A "" precedes declarations of instance methods.
Arguments are declared after colons (:).  Typically, a label describing the argument precedes the colon.  Both labels and colons are considered part of the method name.
Argument and return types are declared using the C syntax for type casting.
The default return and argument type for methods is id, not int as it is for functions.  (However, the modifier unsigned when used without a following type always means unsigned int)



Method Implementations

Each method implementation is passed two hidden arguments:

The receiving object (self)
The selector for the method (_cmd)

Within the implementation, both self and super refer to the receiving object.  super replaces self as the receiver of a message to indicate that only methods inherited by the implementation should be performed in response to the message.

Methods with no other valid return typically return self.



Naming Conventions

The names of files that contain Objective C source code have a ".m" extension.  Files that declare class and category interfaces or that declare protocols have the ".h" extension typical of header files.

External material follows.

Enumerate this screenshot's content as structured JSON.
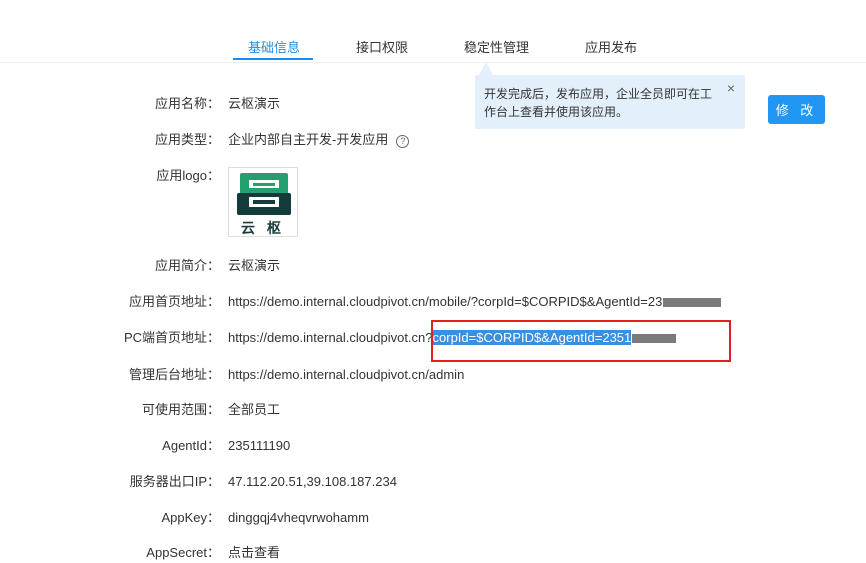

Class, category, and protocol names generally begin with an uppercase letter; the names of methods and instance variables typically begin with a lowercase letter.  The names of variables that hold instances usually also begin with lowercase letters.

In Objective C, identical names that serve different purposes don't clash.  Within a class, names can be freely assigned:

A class can declare methods with the same names as methods in other classes.
A class can declare instance variables with the same names as variables in other classes.
An instance method can have the same name as a class method.
A method can have the same name as an instance variable.

Likewise, protocols and categories of the same class have protected name spaces:

A protocol can have the same name as a class, a category, or anything else.
A category of one class can have the same name as a category of another class.

However, class names are in the same name space as variables and defined types.  A program can't have a global variable with the same name as a class.